You probably want a name-brand high capacity NI-MH rechargeable.

The higher capacity the better and to improve their lifespan use a "peak-detecting" charger, that will avoid damaging the batteries.

The higher the mAh number the better.

There is a good review of the top brands at www.metaefficient.com

  • \$\begingroup\$ mAh. mAh. mAh. I can't say that enough.
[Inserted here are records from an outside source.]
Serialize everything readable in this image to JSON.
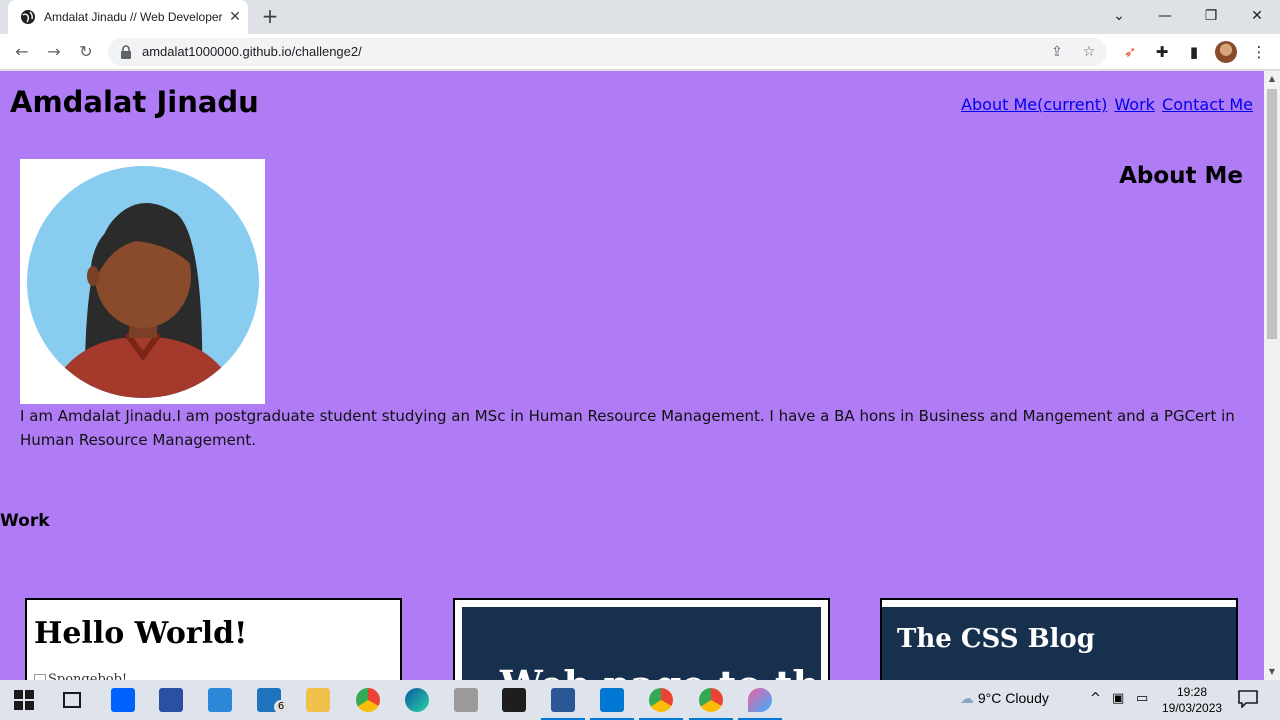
{
  "browser": {
    "tab_title": "Amdalat Jinadu // Web Developer",
    "new_tab_label": "+",
    "url": "amdalat1000000.github.io/challenge2/"
  },
  "page": {
    "site_title": "Amdalat Jinadu",
    "nav": [
      {
        "label": "About Me(current)"
      },
      {
        "label": "Work"
      },
      {
        "label": "Contact Me"
      }
    ],
    "about_heading": "About Me",
    "bio": "I am Amdalat Jinadu.I am postgraduate student studying an MSc in Human Resource Management. I have a BA hons in Business and Mangement and a PGCert in Human Resource Management.",
    "work_heading": "Work",
    "cards": [
      {
        "title": "Hello World!",
        "alt_text": "Spongebob!"
      },
      {
        "title": "Web page to th"
      },
      {
        "title": "The CSS Blog"
      }
    ]
  },
  "taskbar": {
    "mail_badge": "6",
    "weather": "9°C  Cloudy",
    "time": "19:28",
    "date": "19/03/2023"
  },
  "colors": {
    "page_bg": "#b07cf5",
    "link": "#0000ee",
    "card_dark": "#17304d"
  }
}
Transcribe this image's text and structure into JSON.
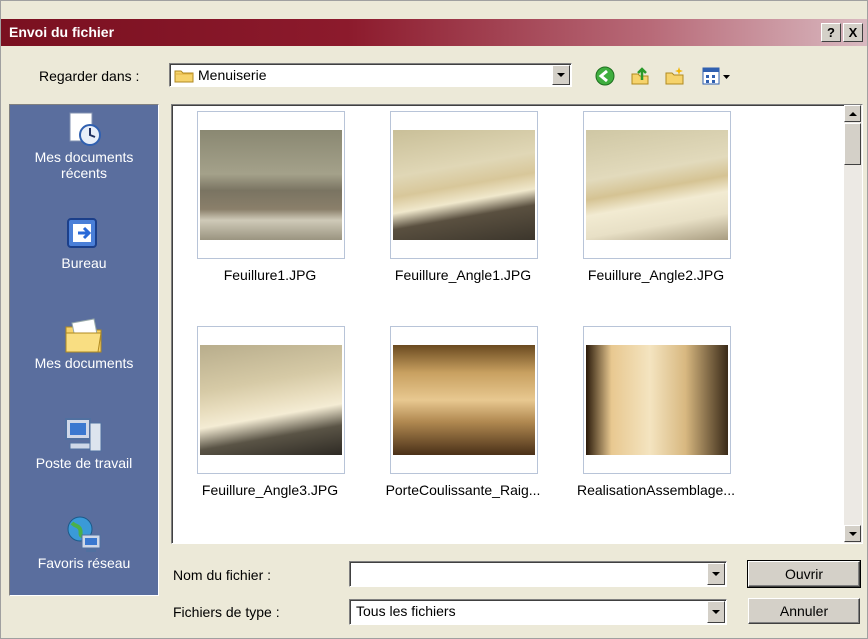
{
  "window": {
    "title": "Envoi du fichier",
    "help_label": "?",
    "close_label": "X"
  },
  "lookin": {
    "label": "Regarder dans :",
    "folder": "Menuiserie"
  },
  "toolbar": {
    "icons": [
      "back-icon",
      "up-folder-icon",
      "new-folder-icon",
      "view-menu-icon"
    ]
  },
  "places": [
    {
      "label_1": "Mes documents",
      "label_2": "récents",
      "icon": "recent-documents-icon"
    },
    {
      "label_1": "Bureau",
      "label_2": "",
      "icon": "desktop-icon"
    },
    {
      "label_1": "Mes documents",
      "label_2": "",
      "icon": "my-documents-icon"
    },
    {
      "label_1": "Poste de travail",
      "label_2": "",
      "icon": "my-computer-icon"
    },
    {
      "label_1": "Favoris réseau",
      "label_2": "",
      "icon": "network-places-icon"
    }
  ],
  "files": [
    {
      "name": "Feuillure1.JPG"
    },
    {
      "name": "Feuillure_Angle1.JPG"
    },
    {
      "name": "Feuillure_Angle2.JPG"
    },
    {
      "name": "Feuillure_Angle3.JPG"
    },
    {
      "name": "PorteCoulissante_Raig..."
    },
    {
      "name": "RealisationAssemblage..."
    }
  ],
  "filename": {
    "label": "Nom du fichier :",
    "value": ""
  },
  "filetype": {
    "label": "Fichiers de type :",
    "value": "Tous les fichiers"
  },
  "buttons": {
    "open": "Ouvrir",
    "cancel": "Annuler"
  }
}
But, read the packaging very carefully; here's an example of an off-brand battery trying to trick buyers into thinking the rating is better than it actually is: flickr.com/photos/ladyada/4771553975 \$\endgroup\$
    – esm
    Commented Jul 16, 2010 at 15:50

I'm using these batteries and charger for my Nikon SB-600: link text

The batteries last very long, but it takes 5-6 hours to charge them.


Rechargeables are the best bet, but I recommend the 'shelf stable' or low discharge rechargeables, because 'regular' rechargeables will not hold their charge, and must be charged just before you intend to use them. Low discharge rechargebles maintain their charge in storage.

Sanyo Enloop are the best known variety of these shelf stable rechargeables, but other brands include:

  • Duracell Rechargeable "Pre-charged"
  • Energizer 'Recharge"
  • Rayovac "Hybrid"

I just use Energizer rechargeable 2500mah, but then again, where I live, I can't find any of them Sanyo Eneloops. Heard good things about them but never had a chance to check them out.

I don't do much flash photography, and when I do, a fast recycle time has never been an issue. That said, the few times that I've tried manually setting the flash to 100%, the SB-600 took about 8 seconds to recycle.